Si l’on veut lutter contre la propagande russe (ou celle de n’importe quel autre pays, Chine, Israël, États-Unis), il vaut mieux ne pas lui ressembler, même en mode mineur. Le mensonge par omission a les mêmes effets que le mensonge par commission. Sur de nombreux problèmes touchant à la Russie, un pays autocratique où la liberté de la presse est bien loin d’être garantie, les médias occidentaux s’autorisent raccourcis, « fake news » ou « no news » aux effets délétères. Aux États-Unis CNN et MSNBC se sont fait une spécialité de la dénonciation de Trump en marionnette de Poutine alors même que la relation États-Unis-Russie ne cesse de se dégrader sous le règne du président bouffon (qui peut-être ne décide pas vraiment de ses politiques). Les études sérieuses montrant que les tentatives d’influence russe n’ont pas pu avoir un effet significatif sont ignorées ou rejetées comme étant de la propagande russe. L’une d’entre elles est pourtant fort documentée et signée par trois professeurs d’université.

Le Monde répète que la ligne rouge d’Obama concernant les armes chimiques a été franchie en 2013 mais qu’Obama n’a pas réagi. L’ancien président américain a pourtant déclaré à The Atlantic que le directeur des services secrets, James Clapper, lui avait indiqué que ses services n’étaient pas sûrs à 100 % de l’origine de l’attaque chimique (not a « slam dunk »). Cette information change tout car s’il s’agissait d’une opération de com’ en « faux drapeau » des djihadistes l’objectif était peut-être d’impliquer les États-Unis dans une guerre sous de fallacieux prétextes. Cette information tronquée, donc fausse, est reprise dans un article daté du 9 avril 2018 et répétée dans l’éditorial du 11 avril. Il serait bon que Le Monde respecte les « bonnes pratiques éditoriales » dont il se fait le chantre et ne répande pas une fausse nouvelle.

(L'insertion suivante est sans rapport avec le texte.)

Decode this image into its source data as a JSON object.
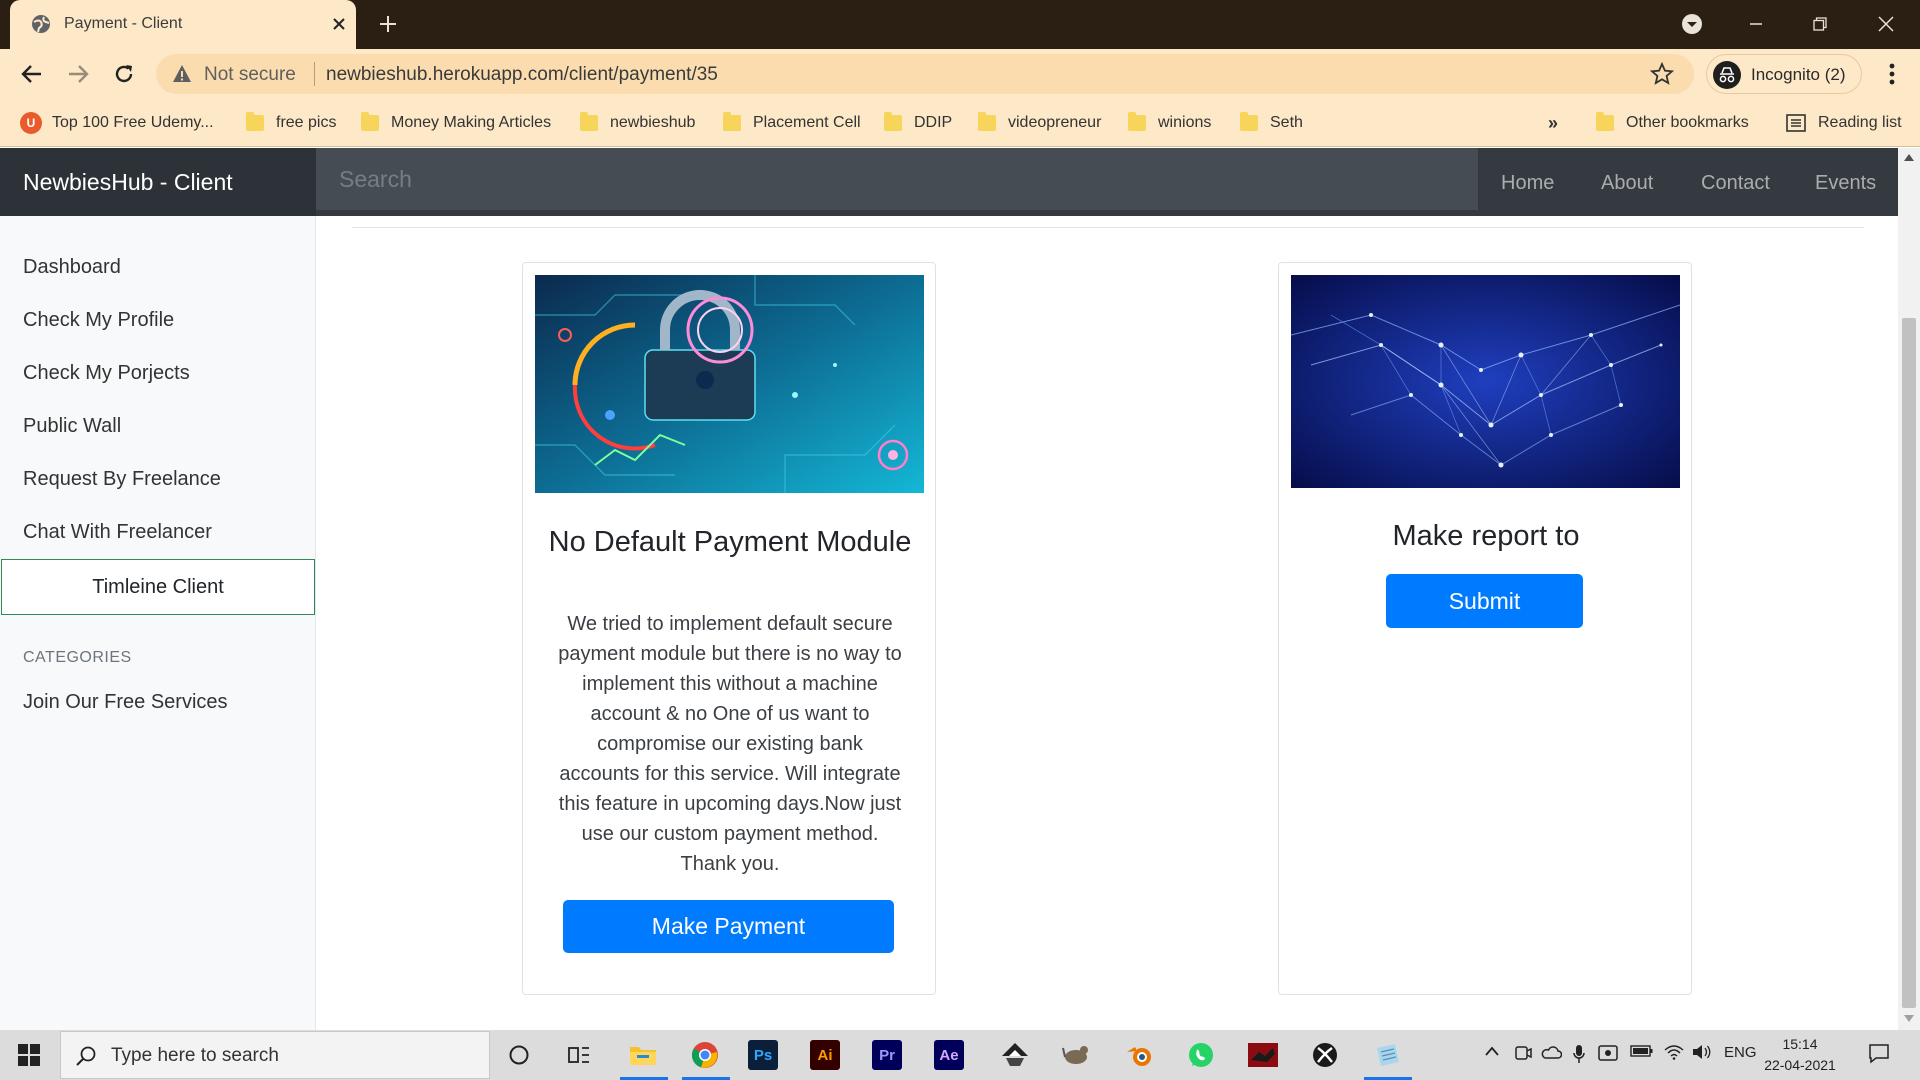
{
  "browser": {
    "tab_title": "Payment - Client",
    "omnibox_security": "Not secure",
    "url": "newbieshub.herokuapp.com/client/payment/35",
    "incognito_label": "Incognito (2)",
    "bookmarks": [
      {
        "label": "Top 100 Free Udemy...",
        "icon": "udemy-icon"
      },
      {
        "label": "free pics",
        "icon": "folder-icon"
      },
      {
        "label": "Money Making Articles",
        "icon": "folder-icon"
      },
      {
        "label": "newbieshub",
        "icon": "folder-icon"
      },
      {
        "label": "Placement Cell",
        "icon": "folder-icon"
      },
      {
        "label": "DDIP",
        "icon": "folder-icon"
      },
      {
        "label": "videopreneur",
        "icon": "folder-icon"
      },
      {
        "label": "winions",
        "icon": "folder-icon"
      },
      {
        "label": "Seth",
        "icon": "folder-icon"
      }
    ],
    "overflow_label": "»",
    "other_bookmarks": "Other bookmarks",
    "reading_list": "Reading list"
  },
  "navbar": {
    "brand": "NewbiesHub - Client",
    "search_placeholder": "Search",
    "links": [
      "Home",
      "About",
      "Contact",
      "Events"
    ]
  },
  "sidebar": {
    "items": [
      "Dashboard",
      "Check My Profile",
      "Check My Porjects",
      "Public Wall",
      "Request By Freelance",
      "Chat With Freelancer"
    ],
    "active_item": "Timleine Client",
    "category_heading": "CATEGORIES",
    "category_items": [
      "Join Our Free Services"
    ]
  },
  "cards": {
    "payment": {
      "title": "No Default Payment Module",
      "text": "We tried to implement default secure payment module but there is no way to implement this without a machine account & no One of us want to compromise our existing bank accounts for this service. Will integrate this feature in upcoming days.Now just use our custom payment method. Thank you.",
      "button": "Make Payment"
    },
    "report": {
      "title": "Make report to",
      "button": "Submit"
    }
  },
  "taskbar": {
    "search_placeholder": "Type here to search",
    "apps": [
      "cortana-icon",
      "task-view-icon",
      "file-explorer-icon",
      "chrome-icon",
      "photoshop-icon",
      "illustrator-icon",
      "premiere-icon",
      "after-effects-icon",
      "inkscape-icon",
      "gimp-icon",
      "blender-icon",
      "whatsapp-icon",
      "app-icon",
      "xbox-icon",
      "notepad-icon"
    ],
    "app_labels": {
      "ps": "Ps",
      "ai": "Ai",
      "pr": "Pr",
      "ae": "Ae"
    },
    "language": "ENG",
    "time": "15:14",
    "date": "22-04-2021"
  },
  "colors": {
    "chrome_frame": "#2b1f14",
    "chrome_toolbar": "#fde8c8",
    "navbar": "#343a40",
    "primary": "#007bff",
    "active_border": "#2e8b57"
  }
}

Sur l’Ukraine, Le Monde n’a pas repris des informations sur la présence de groupes néonazis que la BBC avait mentionnés ou les analyses de politologues américains de renom comme Mearsheimer et a donc mutilé ses analyses sur la situation ce qui a conduit à créer l’impression qu’il y avait opposition manichéenne entre le camp du bien et le camp du mal. C’est précisément ce, qu’à juste titre, l’on reproche à RT de faire. La propagande russe est à bonne école en Occident où pourtant la liberté de la presse est bien plus grande.

Les grands médias de qualité ne pourront regagner la confiance de leur public qu’en évitant les fausses nouvelles, et les vides informationnels plus ou moins délibérés. En tant que lecteur, j’ai besoin de savoir que mon journal de référence ne choisit pas délibérément d’ignorer des aspects essentiels d’un phénomène.

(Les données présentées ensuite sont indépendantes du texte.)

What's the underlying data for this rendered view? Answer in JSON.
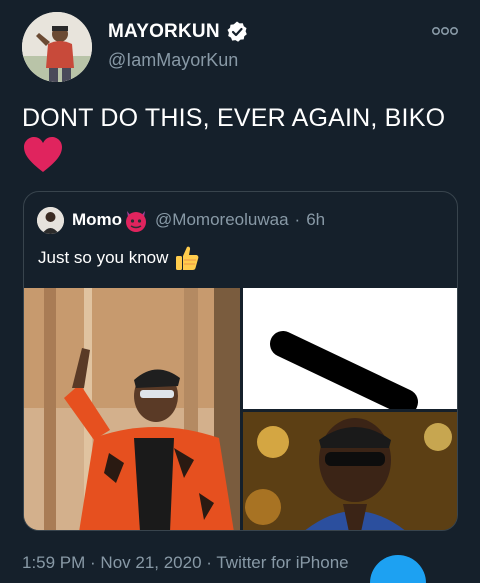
{
  "author": {
    "display_name": "MAYORKUN",
    "handle": "@IamMayorKun",
    "verified": true,
    "avatar_icon": "profile-photo"
  },
  "tweet": {
    "text": "DONT DO THIS, EVER AGAIN, BIKO",
    "emoji": "red-heart"
  },
  "quoted_tweet": {
    "display_name": "Momo",
    "name_emoji": "devil-face",
    "handle": "@Momoreoluwaa",
    "separator": "·",
    "time": "6h",
    "text": "Just so you know",
    "text_emoji": "thumbs-up",
    "media_count": 3
  },
  "footer": {
    "timestamp": "1:59 PM · Nov 21, 2020 · Twitter for iPhone"
  },
  "colors": {
    "background": "#15202b",
    "secondary_text": "#8899a6",
    "border": "#38444d",
    "accent": "#1da1f2",
    "heart": "#e0245e"
  }
}
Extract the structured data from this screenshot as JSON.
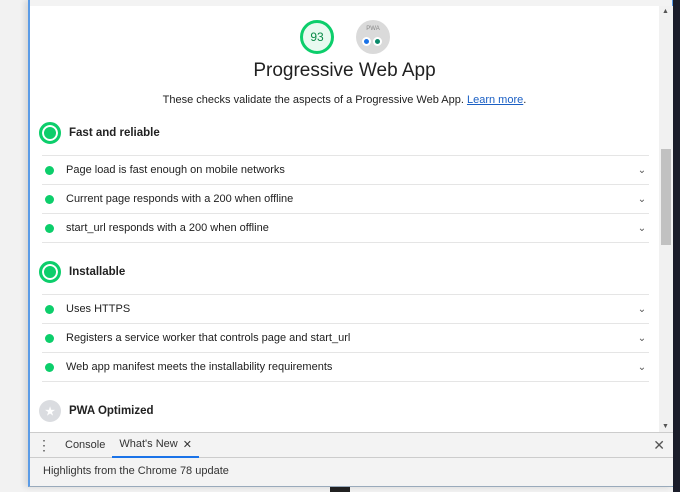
{
  "gauges": {
    "performance_score": "93",
    "pwa_label": "PWA"
  },
  "category": {
    "title": "Progressive Web App",
    "description": "These checks validate the aspects of a Progressive Web App.",
    "learn_more": "Learn more",
    "period": "."
  },
  "groups": [
    {
      "title": "Fast and reliable",
      "audits": [
        "Page load is fast enough on mobile networks",
        "Current page responds with a 200 when offline",
        "start_url responds with a 200 when offline"
      ]
    },
    {
      "title": "Installable",
      "audits": [
        "Uses HTTPS",
        "Registers a service worker that controls page and start_url",
        "Web app manifest meets the installability requirements"
      ]
    },
    {
      "title": "PWA Optimized",
      "audits": []
    }
  ],
  "drawer": {
    "tabs": [
      "Console",
      "What's New"
    ],
    "active_tab": "What's New",
    "highlight": "Highlights from the Chrome 78 update"
  },
  "colors": {
    "pass": "#0cce6b",
    "link": "#1a5fc4",
    "tab_active": "#1a73e8"
  }
}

Ni Le Monde ni le New York Times n’ont commenté le fait que la promesse de ne pas étendre l’Otan avait bien été formulée et donc, sans recourir aux « fake news », ces deux organes de presse se sont fait les auxiliaires d’une désinformation. Ils n’ont pas donné d’écho au fait que quatre sénateurs, dont Sanders, ont lancé un appel à la reprise des négociations sur le nucléaire avec la Russie. Ils participent ainsi à l’atmosphère de guerre froide qui n’est pas le fait de la seule Russie autocratique et ne semblent pas comprendre que la propagande russe se niche dans les omissions et les failles des médias occidentaux. La guerre de l’information bat son plein, sur la Syrie, Israël, l’Iran, le Venezuela ou la Russie mais trop souvent elle est manichéenne et parcellaire. Personne ne croit Poutine sur parole, ce qui est bien, il ne faut pas croire sur parole les services secrets américains ou les grands journaux de référence, même s’ils sont effectivement essentiels à notre vie démocratique.